- Education: B.A., M.S.
- Alma mater: Columbia University Graduate School of Journalism
- Occupations: Journalist, photographer, editor
- Writing career
- Genre: Journalism
- Subject: Science
- Notable awards: 1998 Rosalynn Carter Fellowship for Mental Health Journalism; 2000 AMWA John P. McGovern Award; 2005 Robert P Balles Prize in Critical Thinking
- Website: www.aaskolnick.com

= Andrew A. Skolnick =

American journalist

Andrew A. Skolnick is an American science and medical journalist and photographer best known for his
investigative reporting on health care issues, alternative medicine, and paranormal claims.

==Education and career==

In 1972, Skolnick participated in a two-year professional photography certificate program at the Paier College of Art, then received a B.A. from Charter Oak State College in 1978 and an M.S. from the Columbia University Graduate School of Journalism in 1981.
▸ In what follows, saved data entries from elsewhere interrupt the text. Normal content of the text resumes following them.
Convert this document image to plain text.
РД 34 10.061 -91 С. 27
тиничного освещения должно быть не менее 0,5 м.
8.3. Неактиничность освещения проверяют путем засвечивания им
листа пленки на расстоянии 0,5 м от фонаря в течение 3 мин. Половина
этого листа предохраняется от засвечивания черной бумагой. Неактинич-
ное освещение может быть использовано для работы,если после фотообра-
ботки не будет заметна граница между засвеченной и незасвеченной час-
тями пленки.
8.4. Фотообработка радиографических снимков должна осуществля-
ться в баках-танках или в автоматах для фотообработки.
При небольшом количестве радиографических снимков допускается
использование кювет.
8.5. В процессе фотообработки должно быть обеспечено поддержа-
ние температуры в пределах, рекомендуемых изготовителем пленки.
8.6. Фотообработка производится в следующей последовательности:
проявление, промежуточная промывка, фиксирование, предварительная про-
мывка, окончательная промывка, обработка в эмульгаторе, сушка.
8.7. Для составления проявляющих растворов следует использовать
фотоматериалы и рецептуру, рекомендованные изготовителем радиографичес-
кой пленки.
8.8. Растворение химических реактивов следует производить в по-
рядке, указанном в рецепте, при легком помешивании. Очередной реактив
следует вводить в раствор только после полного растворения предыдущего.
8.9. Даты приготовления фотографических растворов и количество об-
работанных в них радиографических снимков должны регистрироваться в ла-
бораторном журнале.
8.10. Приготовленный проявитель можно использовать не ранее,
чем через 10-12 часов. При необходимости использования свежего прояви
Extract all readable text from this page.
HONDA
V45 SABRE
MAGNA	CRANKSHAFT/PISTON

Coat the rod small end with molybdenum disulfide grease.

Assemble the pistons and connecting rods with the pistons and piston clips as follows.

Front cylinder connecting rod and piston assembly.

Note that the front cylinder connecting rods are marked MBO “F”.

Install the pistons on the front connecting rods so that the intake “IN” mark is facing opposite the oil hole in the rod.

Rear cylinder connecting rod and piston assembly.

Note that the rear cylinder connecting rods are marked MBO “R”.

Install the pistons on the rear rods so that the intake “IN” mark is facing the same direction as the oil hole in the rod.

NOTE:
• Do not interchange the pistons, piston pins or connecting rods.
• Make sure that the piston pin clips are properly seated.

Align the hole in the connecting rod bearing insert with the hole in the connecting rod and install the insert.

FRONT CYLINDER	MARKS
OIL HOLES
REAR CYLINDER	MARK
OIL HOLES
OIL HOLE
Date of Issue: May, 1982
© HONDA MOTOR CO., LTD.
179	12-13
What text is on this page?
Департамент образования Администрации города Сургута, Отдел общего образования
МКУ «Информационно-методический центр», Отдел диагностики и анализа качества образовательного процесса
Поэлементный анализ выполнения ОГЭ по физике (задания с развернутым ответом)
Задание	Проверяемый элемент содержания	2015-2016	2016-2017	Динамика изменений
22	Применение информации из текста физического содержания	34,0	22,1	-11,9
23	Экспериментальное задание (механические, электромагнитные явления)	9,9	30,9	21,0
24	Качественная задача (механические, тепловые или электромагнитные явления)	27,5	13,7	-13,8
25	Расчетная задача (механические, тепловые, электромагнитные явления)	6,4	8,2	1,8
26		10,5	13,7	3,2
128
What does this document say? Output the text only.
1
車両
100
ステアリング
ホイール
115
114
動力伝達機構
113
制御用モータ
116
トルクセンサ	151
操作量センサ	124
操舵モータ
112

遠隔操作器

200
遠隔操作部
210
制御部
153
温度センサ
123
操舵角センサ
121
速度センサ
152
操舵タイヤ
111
At Yale University, Skolnick was a scientific photographer in the biology department from 1975 to 1977, and a visiting lecturer teaching scientific photography from 1976 to 1977. His journalism experience began as a science writer for the March of Dimes Birth Defects Foundation from 1981 to 1985, after which he served as the life sciences editor at the University of Illinois, Urbana-Champaign News Bureau from 1985 to 1987, the associate science news editor at the American Medical Association (AMA) from 1987 until 1989, and an associate news editor at the Journal of the American Medical Association (JAMA).

From 2004 to 2006, Skolnick served as the executive director of the Center for Inquiry's Commission on Scientific Medicine and Mental Health.

In 1996, he was invited to China for a semester to teach western journalism at Shanghai International Studies University, where he also served as language adviser and script editor for Shanghai Television International Broadcasting Service.

In 1998, the Carter Center Mental Health Program awarded Skolnick with an inaugural Rosalynn Carter Fellowship for Mental Health Journalism to investigate the treatment of jail and prison inmates with mental illness, an investigation which led to the publication of two news reports in JAMA and to a special series in the St. Louis Post-Dispatch titled "Death, Neglect and the Bottom Line".

Skolnick's reporting has received awards from health, media, and humanitarian organizations, including World Hunger Year, the National Association of Community Health Centers, the Carter Center Mental Health Program, and the Committee for Skeptical Inquiry. Skolnick, Bell and Allen also received Amnesty International USA's "Spotlight on Media Award" and, in 1999, were listed by Harvard University's Joan Shorenstein Center on the Press, Politics and Public Policy as finalists for the Goldsmith Prize for Investigative Reporting. The following year, the American Medical Writers Association awarded Skolnick the 2000 John P. McGovern Medal for Preeminence in Medical Communication.

For the Skeptical Inquirer series "Testing the Girl with the X-Ray Eyes" authors Ray Hyman, Joe Nickell, and Skolnick were co-recipients of CSI's 2005 Robert P. Balles Prize in Critical thinking. Skolnick's award was for the article "Natasha Demkina: The Girl with the Normal Eyes".

In 1992 the Committee for Skeptical Inquiry (CSICOP) presented Skolnick with the Responsibility in Journalism Award for his work as editor of Medical News & Perspectives for the Journal of the American Medical Association

Since his retirement from journalism in 2006 Skolnick has focused on photography of dogs, and provides photography and web site design for dog clubs and breeders.

==Controversies==

===TM lawsuit===
In 1992, Skolnick, JAMA's editor George Lundberg, and the AMA were sued for $194 million by Deepak Chopra and two Transcendental Meditation (TM) organizations over Skolnick's article titled, "Maharishi Ayur-Veda: Guru's Marketing Scheme Promises the World Eternal 'Perfect Health.'" The suit alleged Skolnick's report on TM's health care products and services marketed under the trademarked name Maharishi Ayurveda was libelous and that it tortiously interfered with their business interests.

In an August 1992 decision, judge Charles Kocoras rejected the plaintiff's motion to enjoin JAMA and Skolnick from publishing statements about Chopra and Hari Sharma and Maharishi Ayurveda alleged to be defamatory, noting that the plaintiffs did not allege that the statements about them in the article were false or misleading. The decision held that "plaintiffs have little likelihood of prevailing on the merits of their disparagement claim", and that the allegedly defamatory statements were protected as "fair comment and criticism" on an issue of public concern. Shortly thereafter, the case was dismissed without prejudice in March 1993.

===CMS lawsuit===
The AMA dismissed Skolnick when Correctional Medical Services, one of the for-profit health care companies criticized in the "Death, Neglect and the Bottom Line" article, threatened JAMA and the Post-Dispatch with litigation.

Skolnick also sued CMS, claiming their responses to the articles were defamatory, but a summary judgement ruled in favor of CMS, the defendants.